Reflections from an outsider
On 4 May I had my first ‘fieldwork’ experience in London, where I’m spending a few months as a visiting researcher from Barcelona. I attended a focus group organised by the OWCH research collective, of which LSE forms part, with recent residents of the Older Women’s Cohousing Project (OWCH) in Barnet, North London. This workshop is one of four participative research sessions funded by an Averil Osborn award.
The goal was collectively to explore issues, themes and lessons from the ‘first 100 days’ of living in OWCH. The meeting, which had just begun when I arrived, was held in the building’s collective space where there are books, a huge TV screen, an amazing kitchen and a set of chairs and tables in a wonderful selection of colours and shapes. Everything looked new and well thought out. About 10-12 women of different ages, attitudes and styles, all older than me (50), attended. I was surprised by their diversity and by their common commitment to the shared project. I learned that one third of the flats were owned and managed by the Housing for Women housing association as social housing, while the remainder had been bought by their occupants.
The development has three floors: the ground floor opens onto the garden while all the other apartments have balconies. The women hold a communal lunch/dinner every week, one on a weekday the other on the weekend- a social tool that helps maintain the group atmosphere. I later discovered the beautiful inner garden that they share and the allotments where they can grow their own vegetables.
After introductions and indications by the facilitators, the women were asked to write down the most important issues to arise for them during the initial move-in period. We discussed them in small break-out groups, then again in a full group session after a pot-luck lunch.
Some of the main issues identified included:
- Balance: between the private and the collective; between private homes and collective spaces; even between their life at OWCH and the rest of their life.
- Dwellings: practical problems: furniture delivered (or not), appliances, etc.
- Feeling of home: some felt at home from the first day and others felt like they were still transitioning.

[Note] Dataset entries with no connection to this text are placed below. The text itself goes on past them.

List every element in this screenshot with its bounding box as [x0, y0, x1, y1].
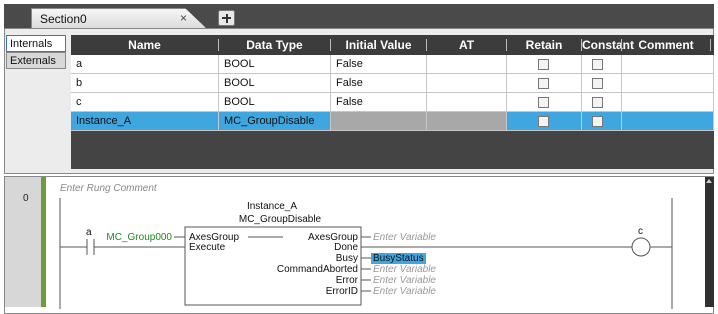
fb-output-commandaborted: CommandAborted — [276, 264, 358, 275]
fb-output-errorid: ErrorID — [325, 286, 358, 297]
contact-label[interactable]: a — [86, 227, 92, 238]
coil-label[interactable]: c — [638, 226, 643, 237]
output-variable-placeholder[interactable]: Enter Variable — [373, 264, 436, 275]
busy-output-variable[interactable]: BusyStatus — [371, 253, 426, 264]
ladder-diagram — [59, 198, 673, 309]
fb-input-execute: Execute — [189, 242, 226, 253]
output-variable-placeholder[interactable]: Enter Variable — [373, 275, 436, 286]
fb-instance-name[interactable]: Instance_A — [232, 201, 312, 212]
output-variable-placeholder[interactable]: Enter Variable — [373, 286, 436, 297]
output-variable-placeholder[interactable]: Enter Variable — [373, 232, 436, 243]
fb-type-name: MC_GroupDisable — [238, 214, 322, 225]
fb-output-busy: Busy — [335, 253, 358, 264]
fb-output-done: Done — [334, 242, 358, 253]
coil-c — [631, 237, 651, 257]
fb-input-variable[interactable]: MC_Group000 — [100, 232, 172, 243]
fb-output-error: Error — [335, 275, 358, 286]
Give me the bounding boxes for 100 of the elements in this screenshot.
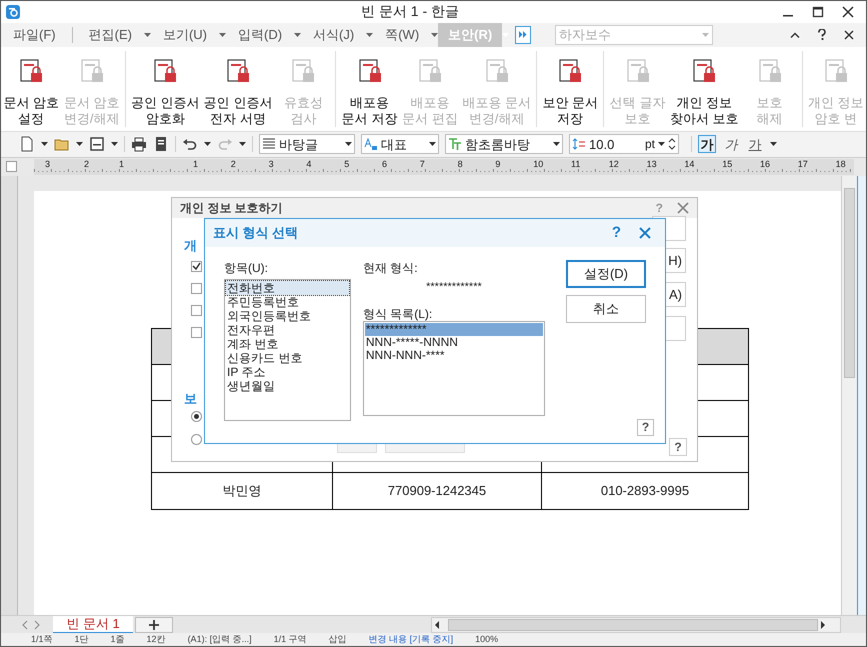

- Group governance: the protocols for decision-making are well-developed, and there is an elected management board. Some noted the sheer number of meetings since moving in, and the amount of time spent in them.
- Conviviality and living collectively: Many were very happy to share their life with others, including activities inside and outside the community, and enjoyed reconnecting after spending some time out (holidays or work).
- Single voice: Despite difficulties, the group was acting as one, driven by the commitment to the project and its evolution.
- Adapting: collective life requires learning to be consensual and compromise on all sorts of things, including small issues like the colours of flowers or the amount of greenery in their collective garden.
Some things stood out from the discussion: the women’s strong personalities, their positive attitude towards the future and their expectations for growth, progress and learning with the project—always through consensus decision-making. Tenure and finances were rarely mentioned despite lack of clarity about some collective bills. Even though many experienced difficulties before moving in (some were homeless for as much as six months after selling their previous houses) they were all very positive about their decision and exhibited a strong sense of collective belonging. During the 16 years it took to bring this cohousing project to fruition, group members developed a strong sense of community and learned to understand each others’ perspectives. The long history says much about, amongst others, how long it takes to find like-minded people, to find a plot of (affordable) land, to develop the project and articulate management structures in a place like London.
To my surprise, none of them said gender was a driver when they joined the project but all recognised that it worked and were happy that it was all women. Similarly, the group exhibited a great deal of self-understanding, including a clear sense of their status as innovators in living collectively as older people. This is not sheltered housing; there is something much more important going on in their project which one of them summarised as ‘a question of love and care for others’.